El mago y la peste nihilista
Si la literatura no sirve para nada, como le dice cualquier padre con el ceño fruncido al hijo adolescente que le llega apestado, ¿a qué se debe esta abrumadora avalancha de tristeza, nostalgia y memoria que ha ocasionado la muerte de García Márquez?
Andrés Hoyos
Eso mismo, que la literatura es medio inútil y hasta sospechosa, pensaba en clave mucho más sofisticada un movimiento que se formó en la inmediata posguerra en Francia, hasta entonces y durante siglo y medio Meca de las innovaciones estéticas e intelectuales más radicales en Occidente. Se trataba nada menos que de crear un nouveau roman, o sea una nueva novela que reemplazara a la vieja, declarada obsoleta.
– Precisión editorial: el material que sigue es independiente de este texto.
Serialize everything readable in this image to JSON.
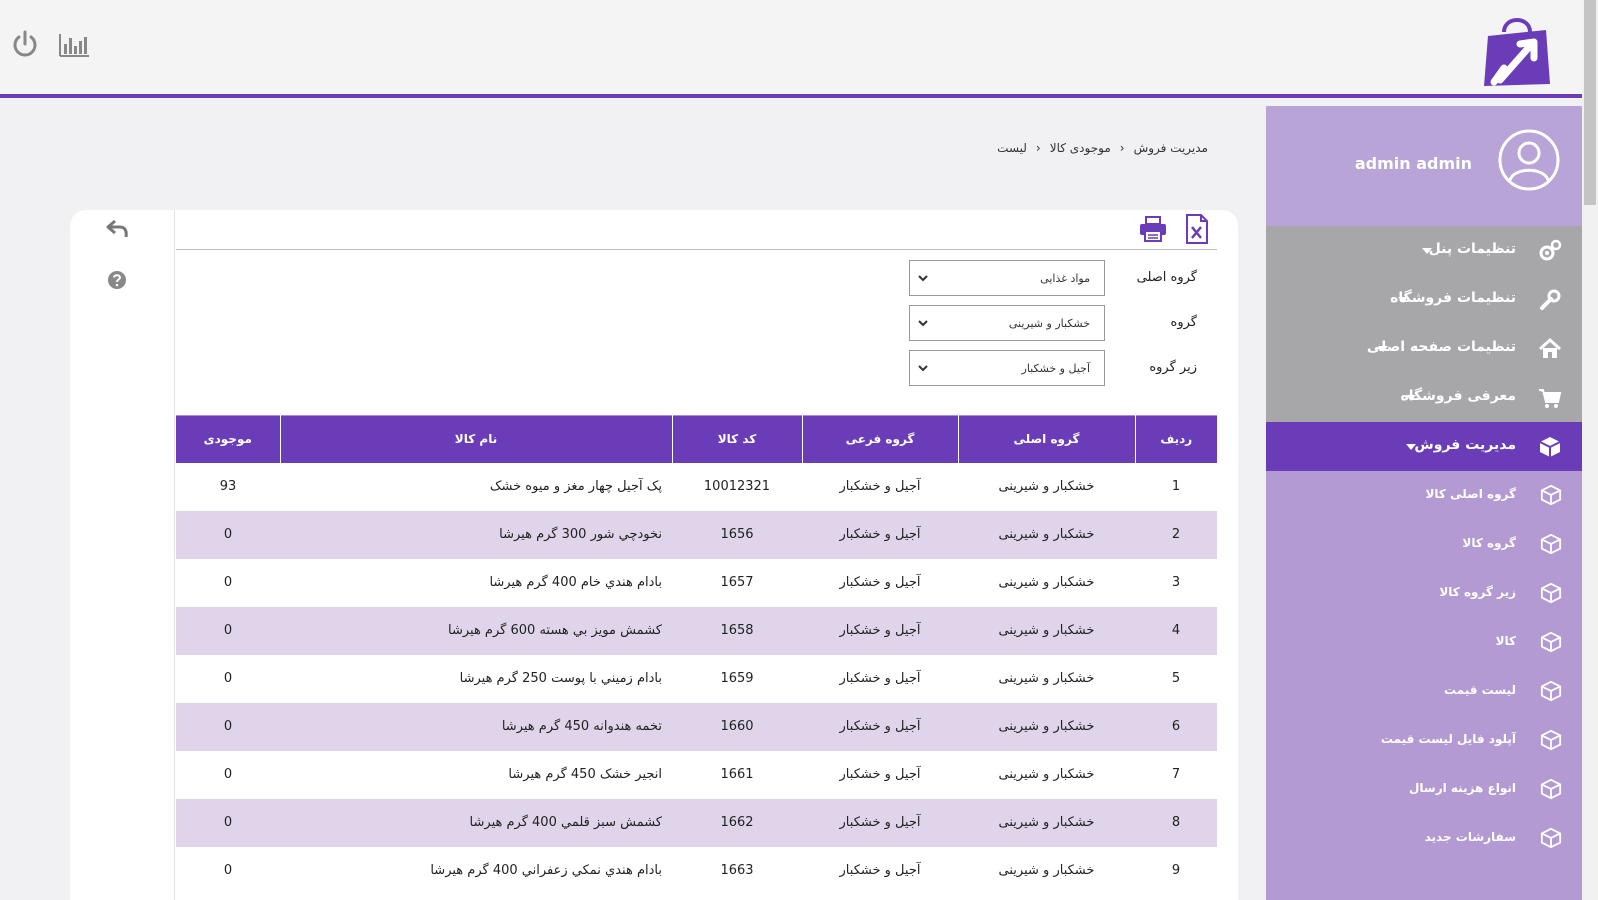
{
  "header": {
    "power_icon": "power-icon",
    "stats_icon": "bar-chart-icon",
    "brand_color": "#6a3cb8"
  },
  "sidebar": {
    "user_name": "admin admin",
    "menu": [
      {
        "label": "تنظیمات پنل",
        "icon": "gears-icon"
      },
      {
        "label": "تنظیمات فروشگاه",
        "icon": "wrench-icon"
      },
      {
        "label": "تنظیمات صفحه اصلی",
        "icon": "home-icon"
      },
      {
        "label": "معرفی فروشگاه",
        "icon": "cart-icon"
      },
      {
        "label": "مدیریت فروش",
        "icon": "cube-icon",
        "active": true
      }
    ],
    "submenu": [
      {
        "label": "گروه اصلی کالا"
      },
      {
        "label": "گروه کالا"
      },
      {
        "label": "زیر گروه کالا"
      },
      {
        "label": "کالا"
      },
      {
        "label": "لیست قیمت"
      },
      {
        "label": "آپلود فایل لیست قیمت"
      },
      {
        "label": "انواع هزینه ارسال"
      },
      {
        "label": "سفارشات جدید"
      }
    ]
  },
  "breadcrumb": {
    "items": [
      "مدیریت فروش",
      "موجودی کالا",
      "لیست"
    ]
  },
  "filters": {
    "main_group": {
      "label": "گروه اصلی",
      "value": "مواد غذایی"
    },
    "group": {
      "label": "گروه",
      "value": "خشکبار و شیرینی"
    },
    "sub_group": {
      "label": "زیر گروه",
      "value": "آجیل و خشکبار"
    }
  },
  "table": {
    "headers": [
      "ردیف",
      "گروه اصلی",
      "گروه فرعی",
      "کد کالا",
      "نام کالا",
      "موجودی"
    ],
    "rows": [
      [
        "1",
        "خشکبار و شیرینی",
        "آجیل و خشکبار",
        "10012321",
        "پک آجیل چهار مغز و میوه خشک",
        "93"
      ],
      [
        "2",
        "خشکبار و شیرینی",
        "آجیل و خشکبار",
        "1656",
        "نخودچي شور 300 گرم هيرشا",
        "0"
      ],
      [
        "3",
        "خشکبار و شیرینی",
        "آجیل و خشکبار",
        "1657",
        "بادام هندي خام 400 گرم هيرشا",
        "0"
      ],
      [
        "4",
        "خشکبار و شیرینی",
        "آجیل و خشکبار",
        "1658",
        "کشمش مويز بي هسته 600 گرم هيرشا",
        "0"
      ],
      [
        "5",
        "خشکبار و شیرینی",
        "آجیل و خشکبار",
        "1659",
        "بادام زميني با پوست 250 گرم هيرشا",
        "0"
      ],
      [
        "6",
        "خشکبار و شیرینی",
        "آجیل و خشکبار",
        "1660",
        "تخمه هندوانه 450 گرم هيرشا",
        "0"
      ],
      [
        "7",
        "خشکبار و شیرینی",
        "آجیل و خشکبار",
        "1661",
        "انجير خشک 450 گرم هيرشا",
        "0"
      ],
      [
        "8",
        "خشکبار و شیرینی",
        "آجیل و خشکبار",
        "1662",
        "کشمش سبز قلمي 400 گرم هيرشا",
        "0"
      ],
      [
        "9",
        "خشکبار و شیرینی",
        "آجیل و خشکبار",
        "1663",
        "بادام هندي نمکي زعفراني 400 گرم هيرشا",
        "0"
      ]
    ]
  }
}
Según este grupo de mosqueteros amargados —vienen a la mente Alain Robbe-Grillet, Nathalie Sarraute, Claude Simon y otros que hoy poco se mencionan—, ya no tenía sentido escribir novelas al modo de Balzac, con personajes perfilados y tramas ancladas en los sentimientos esenciales del ser humano. Los personajes, ojalá confusos y etéreos, no tenían por qué tener nombres sino que, siguiendo El proceso de Kafka, se reconocerían por sus iniciales. En paralelo, otro movimiento que vino a conocerse como el postestructuralismo decretaba “la muerte del autor”, ingenioso mecanismo de análisis textual que al desbaratar el dúo de narrador y autor en la ficción no ocultaba su propósito fundamental de anestesiar y despersonalizar el ejercicio de la literatura. Si la novela, en fin, no había servido para prevenir dos guerras mundiales o para evitar la humillación de Francia a manos de los nazis, ¿no había que castigarla?
La literatura metropolitana andaba baja de defensas a comienzos de los sesenta y estos inteligentes y agrios fabricantes de molinos de viento contaban con al menos dos grandes maestros tutelares para desatar su peste nihilista: Beckett y Kafka. La cosa pronto empezó a echar raíces con fuerza.
Surgió entonces de la remota Aracataca la figura del mago y su libro huracán, Cien años de soledad. El mago no estaba solo, claro que no, pero digamos que él y su libro sí fueron, de lejos, las figuras decisivas a la hora de trabar batalla casi sin percatarse contra aquellos esperpentos sofisticados. ¿Acabar con los personajes? Pues venían en tropel: Aureliano Buendía, Úrsula Iguarán y otro centenar. ¿Prohibir la trama? El mago contrapuso, entre muchas, a aquella abuela desalmada que prostituía a su nieta para cobrarle una deuda infame. A las sequías afectivas centradas en las cosas sin sentimientos, el mago puso a Florentino Ariza a perseguir a Fermina Daza durante 53 años, 7 meses y 11 días hasta conquistarla. Refractario a las abstracciones, el mago siempre fue el menos académico de los escritores y mal podía entender, por ende, que la novela se volviera servil a un corpus teórico o que girara en torno a sí misma, sin contaminaciones de mundo. ¿Y la muerte del autor? Nadie más inseparable de su prosa de afinidades poéticas que el mago.
El mago y sus aliados le ganaron a la peste nihilista por nocaut, y ese triunfo es el principal legado que tenemos que agradecerle los lectores al apestado de literatura que acaba de morir, aquel que se hizo escritor contra los deseos de su padre. Por su cuenta, la novela de hoy sigue siendo lo que es y no quién sabe qué otra cosa. Menudo legado éste que hace inútil llorar al que en últimas, por imborrable, es inllorable.